The mood in the centre of Mytilene on Tuesday was tense as nearly 200 people, mainly men and women from Afghanistan, congregated in the central square.
“Freedom, Freedom,” they chanted, as well as “Lesbos people, we are sorry,” - an apparent apology to Greek residents for the highly charged atmosphere.
Franziska Grillmeier, a German journalist, told Al Jazeera that she witnessed families being tear gassed on Monday.
"Yesterday, as the people were trying to move the protest from Moria to Mytilene, the police tried to deter them by using roadblocks. Some families, however, broke through using the olive grove fields next to the camp and tried to find an alternative way to get to Mytilene. The police then started using heavy tear gas, throwing it into the fields by the olive grove, which also set some of the olive trees on fire.
“There were men holding their kids up, kids who were foaming at the mouth, kids having panic attacks and babies unable to breathe and dehydrating through the gas.”
She claimed the police reaction appeared to be excessive.

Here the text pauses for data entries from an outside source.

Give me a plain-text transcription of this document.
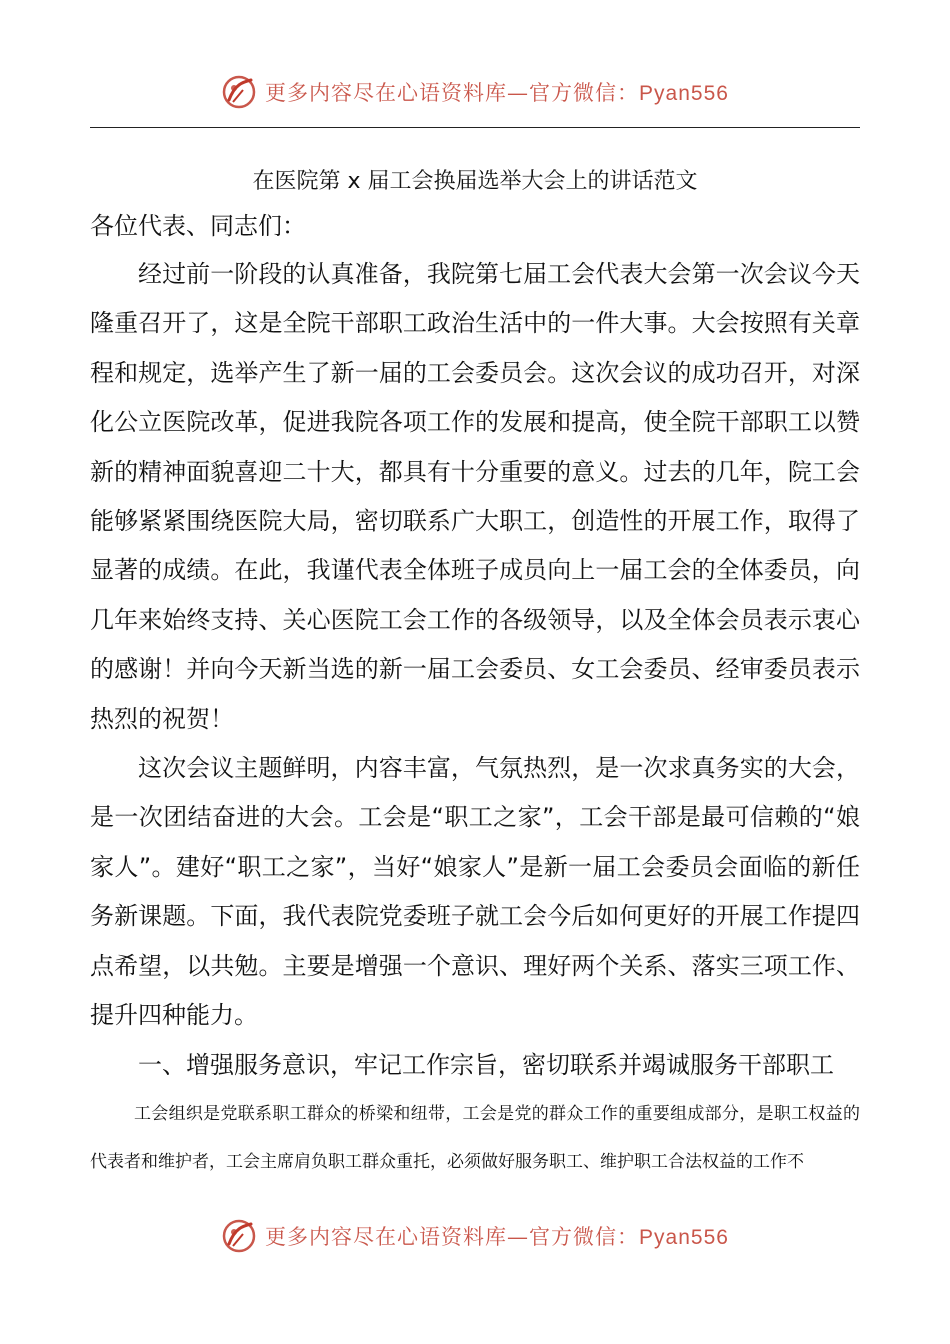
更多内容尽在心语资料库—官方微信：Pyan556
在医院第 x 届工会换届选举大会上的讲话范文

各位代表、同志们：

经过前一阶段的认真准备，我院第七届工会代表大会第一次会议今天隆重召开了，这是全院干部职工政治生活中的一件大事。大会按照有关章程和规定，选举产生了新一届的工会委员会。这次会议的成功召开，对深化公立医院改革，促进我院各项工作的发展和提高，使全院干部职工以赞新的精神面貌喜迎二十大，都具有十分重要的意义。过去的几年，院工会能够紧紧围绕医院大局，密切联系广大职工，创造性的开展工作，取得了显著的成绩。在此，我谨代表全体班子成员向上一届工会的全体委员，向几年来始终支持、关心医院工会工作的各级领导，以及全体会员表示衷心的感谢！并向今天新当选的新一届工会委员、女工会委员、经审委员表示热烈的祝贺！

这次会议主题鲜明，内容丰富，气氛热烈，是一次求真务实的大会，是一次团结奋进的大会。工会是“职工之家”，工会干部是最可信赖的“娘家人”。建好“职工之家”，当好“娘家人”是新一届工会委员会面临的新任务新课题。下面，我代表院党委班子就工会今后如何更好的开展工作提四点希望，以共勉。主要是增强一个意识、理好两个关系、落实三项工作、提升四种能力。

一、增强服务意识，牢记工作宗旨，密切联系并竭诚服务干部职工

工会组织是党联系职工群众的桥梁和纽带，工会是党的群众工作的重要组成部分，是职工权益的代表者和维护者，工会主席肩负职工群众重托，必须做好服务职工、维护职工合法权益的工作不

更多内容尽在心语资料库—官方微信：Pyan556
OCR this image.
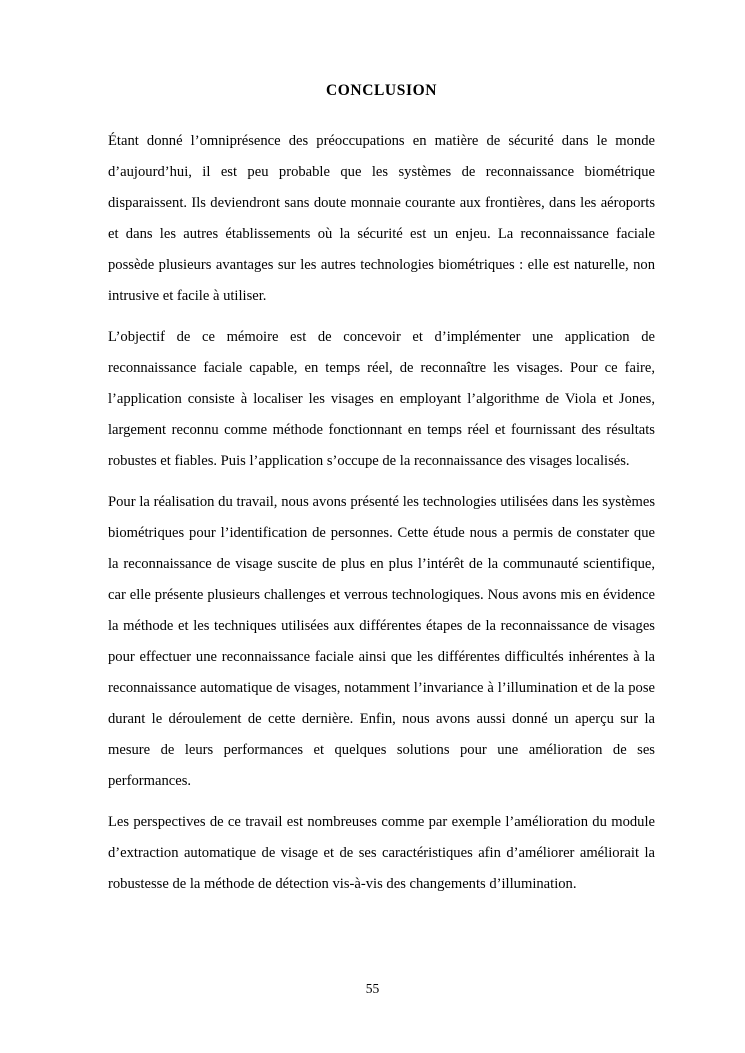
CONCLUSION

Étant donné l’omniprésence des préoccupations en matière de sécurité dans le monde d’aujourd’hui, il est peu probable que les systèmes de reconnaissance biométrique disparaissent. Ils deviendront sans doute monnaie courante aux frontières, dans les aéroports et dans les autres établissements où la sécurité est un enjeu. La reconnaissance faciale possède plusieurs avantages sur les autres technologies biométriques : elle est naturelle, non intrusive et facile à utiliser.

L’objectif de ce mémoire est de concevoir et d’implémenter une application de reconnaissance faciale capable, en temps réel, de reconnaître les visages. Pour ce faire, l’application consiste à localiser les visages en employant l’algorithme de Viola et Jones, largement reconnu comme méthode fonctionnant en temps réel et fournissant des résultats robustes et fiables. Puis l’application s’occupe de la reconnaissance des visages localisés.

Pour la réalisation du travail, nous avons présenté les technologies utilisées dans les systèmes biométriques pour l’identification de personnes. Cette étude nous a permis de constater que la reconnaissance de visage suscite de plus en plus l’intérêt de la communauté scientifique, car elle présente plusieurs challenges et verrous technologiques. Nous avons mis en évidence la méthode et les techniques utilisées aux différentes étapes de la reconnaissance de visages pour effectuer une reconnaissance faciale ainsi que les différentes difficultés inhérentes à la reconnaissance automatique de visages, notamment l’invariance à l’illumination et de la pose durant le déroulement de cette dernière. Enfin, nous avons aussi donné un aperçu sur la mesure de leurs performances et quelques solutions pour une amélioration de ses performances.

Les perspectives de ce travail est nombreuses comme par exemple l’amélioration du module d’extraction automatique de visage et de ses caractéristiques afin d’améliorer améliorait la robustesse de la méthode de détection vis-à-vis des changements d’illumination.

55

“There weren’t really any threats to the police at that point, it was just really a tactic of the police to immediately throw tear gas at people who were peacefully trying to make their way to Mytilene.”
Police reportedly detained dozens of protesters. Al Jazeera contacted the Ministry of Citizen Protection but had not received a response by the time of publication.
“I saw serious attacks on people, beatings with sticks. I also saw people screaming, holding their kids in the air and saying: ’Look what you’ve done’,” Grillmeier said.
Paolo Amadei, a freelance photographer from Italy, said: "There were police throwing gas, women and kids and infants got gassed and there were many kids crying.
“They (refugees) came in peace, that’s what I saw: they weren’t looking for a clash.”
Boris Cheshirkov, a spokesman for the UN High Commissioner for Refugees, told Al Jazeera he was concerned by the escalation, which has been “exacerbated by the dire conditions and long wait”.
He said UNHCR has urged the Greek government to transfer people to the mainland and explained that European solidarity and responsibility-sharing was now crucial.